Las cuatro condiciones restantes son: la pronta recuperación de los heridos, la entrada del Comité Nacional para la Administración de Gaza (NCAG), el despliegue de fuerzas de protección internacionales y la disolución de las bandas armadas y milicias respaldadas por Israel.
Horas después del anuncio de Trump, un ataque aéreo israelí dejó varios palestinos heridos, según fuentes médicas. En los casi diez meses de alto el fuego, Israel ha matado en promedio a cuatro palestinos al día en Gaza, según organizaciones de derechos humanos.

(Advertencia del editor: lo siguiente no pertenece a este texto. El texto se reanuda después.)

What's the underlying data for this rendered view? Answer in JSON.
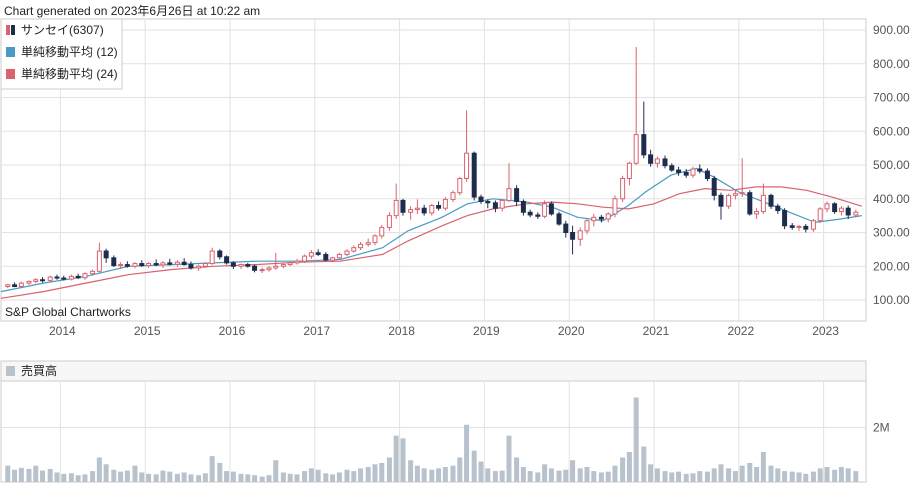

Trump, a través de su cuenta en Truth Social, aseguró que "el acuerdo se llevará a cabo en fases cuidadosamente estructuradas" y que, una vez completado el desarme, "las fuerzas israelíes se retirarán" de Gaza. Además, indicó que la Fuerza Internacional de Estabilización y una nueva policía palestina garantizarán la seguridad, mientras que el almacenamiento de armas quedará bajo la supervisión del NCAG, sin participación israelí.
No obstante, los detalles del acuerdo siguen siendo ambiguos y persisten dudas sobre los plazos y la viabilidad de las condiciones impuestas por Hamas, en un contexto donde Israel ha levantado un nuevo muro de arena que ocupa aproximadamente el 70 % del territorio y ha desplazado forzosamente a más familias palestinas.